Das hört sich im ersten Augenblick alles recht technisch an. Aber dieses Prinzip hat eine enorme Bedeutung für die fotografische Praxis. Wie wir im Kapitel www.mein-fotohobby.de/die-blende nachlesen können, steuert man mit der Blende die Tiefenschärfe. Dies ist der Bereich, der vor und hinter dem Fokuspunkt noch scharf abgebildet wird. Wenn wir also ein Foto machen wollen, welches einen möglichst geringen Tiefenschärfebereich aufweist, dann muß die Blende möglichst weit (Blende <4, wenn möglich) und die Belichtungszeit entsprechend kurz gewählt werden. Im umgekehrten Fall (möglichst großer Tiefenschärdebereich) muss also die Belichtungszeit entsprechend verlängert werden.

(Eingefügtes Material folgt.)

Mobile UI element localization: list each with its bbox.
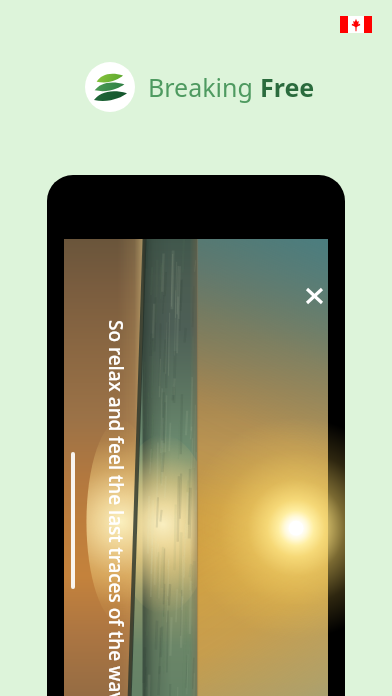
staticText: So relax and feel the last traces of the…: [103, 320, 129, 696]
staticText: Breaking: [148, 70, 260, 104]
button[interactable]: Close: [296, 278, 332, 314]
staticText: Free: [260, 70, 315, 104]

„Was soll das? Das macht doch meine Kamera alles automatisch!“ wird der Eine oder Andere jetzt vielleicht denken. Das ist aber nur ein Teil der Wahrheit.

Die Belichtungsautomatik der heutigen Kameras stellt meist auf eine mittlere Zeit/Blendenkombination ein, in unserem Fall wahrscheinlich auf Blende 8 und 1/125 Sek. Anders verhalten sich die vielfach vorhandenen Belichtungsprogramme für Portraits, Landschaft-, Sport-, Nachtaufnahmen,etc.. Diese Programme legen z.B bei Portraitaufnahmen im entsprechenden Programm dann die Priorität auf offene Blende. Allerdings muss man diese dann auch nutzen. Besser für das bewußte Fotografieren sind die teilweise vorhandenen Blenden- bzw. Zeitautomatik. Denn dabei muss man noch manuell die Blende vorwählen, die Kamera steuert dann die Belichtungszeit oder umgekehrt. Die manuelle Wahl von Zeit und Blende ist allemal die intensivste Auseinandersetzung mit der Fotografie und dem Motiv. Ich kann nur jedem empfehlen, dessen Kamera die Möglichkeit bietet sich von Zeit zu Zeit mit der manuellen Belichtung  zu befassen. Denn  sich wieder auf die Wurzeln der Fotografie zurück zu begeben, ist ein ganzes Stück sinnliche Fotografieerfahrung und bringt uns unserem Hobby ein Stück näher.